The first consideration should be whether or not a trailer might be needed at all. Some folks simply cart their ATV around in the bed of their pickup truck. A couple of loading ramps and ratcheting straps take care of everything for carrying the ATV in the bed of the truck.
Personally, I don’t like carrying such a load in the bed of the truck – it blocks vision, making travel unsafe. An ATV in the bed usually puts quite a strain on the gate of the truck, also. And does anybody really feel safe driving a four-wheeler up a ramp into the bed of a truck?
Purchasing a trailer makes a lot of sense. For one, a trailered ATV allows for packing the bed of the truck with the rest of the gear. Also, some pickup truck owners prefer to install a cap over the bed to provide a spacious gear-hauling area that remains waterproof – this would force an ATV rider to go the trailer route.

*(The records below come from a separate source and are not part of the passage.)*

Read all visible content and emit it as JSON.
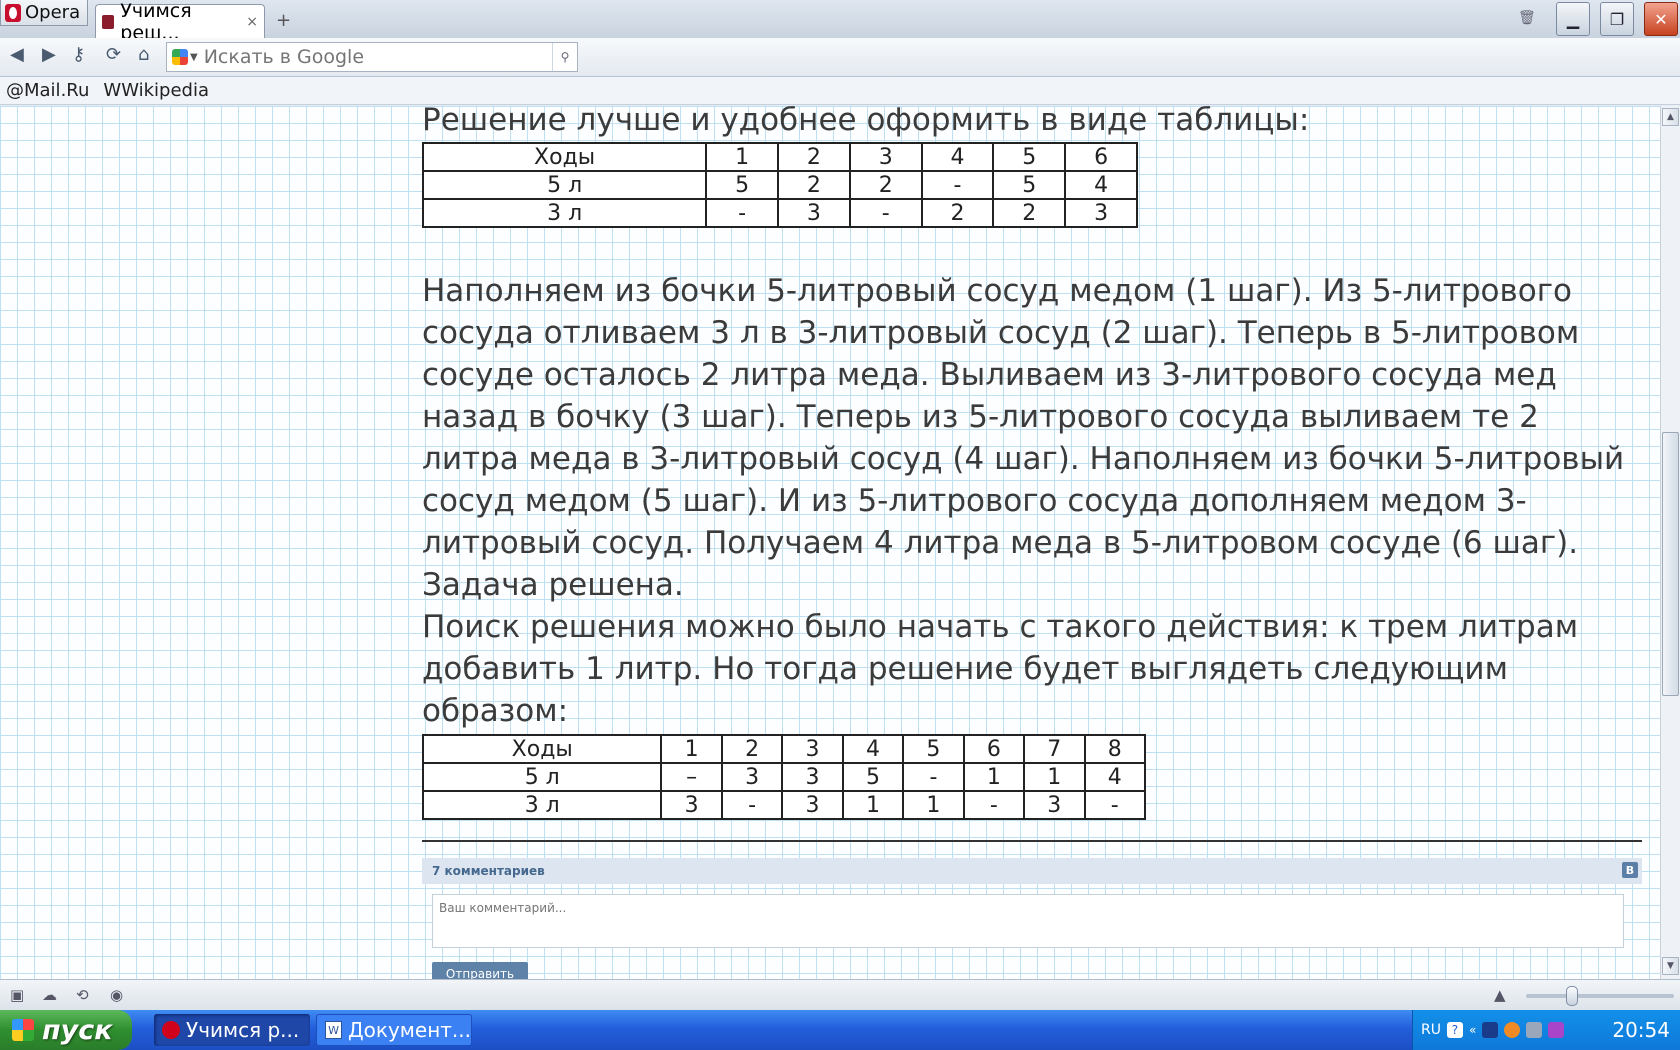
{
  "browser": {
    "menu_label": "Opera",
    "tab_title": "Учимся реш...",
    "tab_close": "×",
    "new_tab": "+",
    "search_placeholder": "Искать в Google"
  },
  "bookmarks": [
    {
      "label": "@Mail.Ru"
    },
    {
      "label": "WWikipedia"
    }
  ],
  "article": {
    "intro": "Решение лучше и удобнее оформить в виде таблицы:",
    "table1": {
      "header": [
        "Ходы",
        "1",
        "2",
        "3",
        "4",
        "5",
        "6"
      ],
      "rows": [
        [
          "5 л",
          "5",
          "2",
          "2",
          "-",
          "5",
          "4"
        ],
        [
          "3 л",
          "-",
          "3",
          "-",
          "2",
          "2",
          "3"
        ]
      ]
    },
    "paragraph1": "Наполняем из бочки 5-литровый сосуд медом (1 шаг). Из 5-литрового сосуда отливаем 3 л в 3-литровый сосуд (2 шаг). Теперь в 5-литровом сосуде осталось 2 литра меда. Выливаем из 3-литрового сосуда мед назад в бочку (3 шаг). Теперь из 5-литрового сосуда выливаем те 2 литра меда в 3-литровый сосуд (4 шаг). Наполняем из бочки 5-литровый сосуд медом (5 шаг). И из 5-литрового сосуда дополняем медом 3-литровый сосуд. Получаем 4 литра меда в 5-литровом сосуде (6 шаг). Задача решена.",
    "paragraph2": "Поиск решения можно было начать с такого действия: к трем литрам добавить 1 литр. Но тогда решение будет выглядеть следующим образом:",
    "table2": {
      "header": [
        "Ходы",
        "1",
        "2",
        "3",
        "4",
        "5",
        "6",
        "7",
        "8"
      ],
      "rows": [
        [
          "5 л",
          "–",
          "3",
          "3",
          "5",
          "-",
          "1",
          "1",
          "4"
        ],
        [
          "3 л",
          "3",
          "-",
          "3",
          "1",
          "1",
          "-",
          "3",
          "-"
        ]
      ]
    }
  },
  "comments": {
    "count_label": "7 комментариев",
    "vk_badge": "В",
    "input_placeholder": "Ваш комментарий...",
    "send_label": "Отправить"
  },
  "taskbar": {
    "start_label": "пуск",
    "tasks": [
      {
        "label": "Учимся р...",
        "active": true
      },
      {
        "label": "Документ...",
        "active": false
      }
    ],
    "lang": "RU",
    "clock": "20:54"
  }
}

So, now that an ATV rider has decided to go the trailer route, what’s next?
To Cover, or Not
Although covered trailers cost more, they really do pay for themselves in the long run.
How many of us could use a little extra room in the garage? A covered trailer acts as storage space for the ATV during off season, keeping the machine dry and dust free. Just put the ATV in the covered trailer and block the axle to take the load off the tires – instant storage space for the machine.
Another advantage covered trailers offer happens to be the protection they give an ATV during the hours of travel on the road. Hauling an ATV around on a trailer without a cover exposes the machine to flying stones, airborne dirt, and the damage that extra sunlight can cause on the paint job and seats.
I used to own a treated canvas cover that worked out great. I hauled my ATV around on a snowmobile trailer without a cover for awhile, so I used a canvas cover made specifically for that machine. The canvas cover had numerous straps to help cinch the whole rig down tight. Dirt, sun, and rain never bothered the machine, but I still stored the ATV in the garage during off seasons.
Several suggestions might keep ATV riders from getting in to trouble while hauling their ATV on the road.
Of course, always do a final check before departure. Make sure straps are tight and not flying loose. Do a double check on the hitch to make certain the tongue holds tight to the ball by attempting to lift the whole rig off the hitch. Check to make sure the light connections work, and that safety chains are in place.
Always carry a spare trailer tire, or two, and a good jack comes in handy when that flat tire needs changing. Make sure to carry a lug wrench to fit the wheel nuts – lots of folks only have the size that fits the wheels on their vehicle.
Finally, adjust the rear view mirror and side mirrors to allow complete vision of the trailered ATV. Purchasing extra large mirrors for hauling trailers makes a lot of sense.
Good luck hauling those ATV’s. Done properly, the trailering process won’t cause any more trouble than riding the machine. After a while, safely loading and unloading an ATV becomes second nature and allows the rider to focus on the enjoyment of trail riding rather than the task of traveling with a trailered ATV.